Editorial News of Tuesday, 27 November 2001

Source: --

Teachers' salaries paid from funeral donations

Teachers in a school at Akyem Manso in the Birim North District are paid their monthly salaries from funeral donations, while other teachers at Abokyikrom in Birim South are paid from the contributions of the village chief and his elders.

The precarious fate of those teachers and, by extension, their students and pupils became known to the Chronicle during a tour of the two districts.

The tour also revealed that the districts continue to have many deplorable school infrastructure, ineffective teaching and learning, as well as low enrolments, in spite of the modest injection of capital into educational delivery there by the local authorities and NGOs over the last decade.

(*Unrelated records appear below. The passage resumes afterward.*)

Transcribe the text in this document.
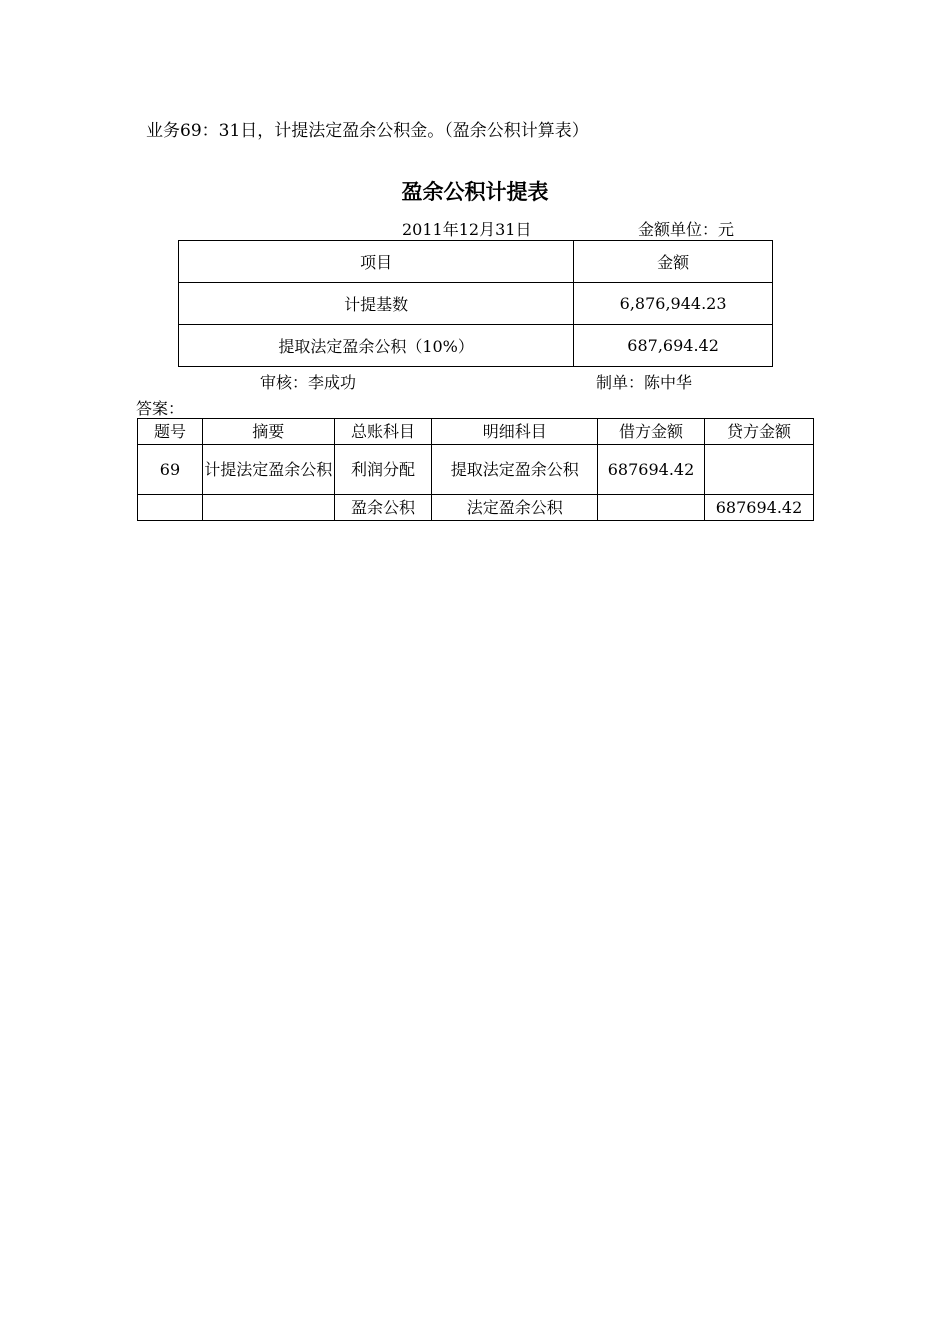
业务69：31日，计提法定盈余公积金。（盈余公积计算表）
盈余公积计提表
2011年12月31日	金额单位：元
项目	金额
计提基数	6,876,944.23
提取法定盈余公积（10%）	687,694.42
审核：李成功	制单：陈中华
答案：
题号	摘要	总账科目	明细科目	借方金额	贷方金额
69	计提法定盈余公积	利润分配	提取法定盈余公积	687694.42	
		盈余公积	法定盈余公积		687694.42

"Every month we observe four funerals at least to collect donations from which we pay the teachers. Instead of organising say, all the funerals one weekend to save time and money, we have interspersed them ostensibly to reap the maximum donations to be able to pay our teachers." Obrempong Sintim Poku II, chief of Manso explained.

His is a community day secondary, Atweaman Secondary School. The six-year-old school has currently 125 students, 10 teachers and offers Business and Agriculture as main subject areas.

According to the chief, all attempts to get the Ghana Education Service (GES) to absorb the school into the public system and save his people the trouble for bearing its full costs have failed. He has, therefore, appealed to the authorities to go to his aid.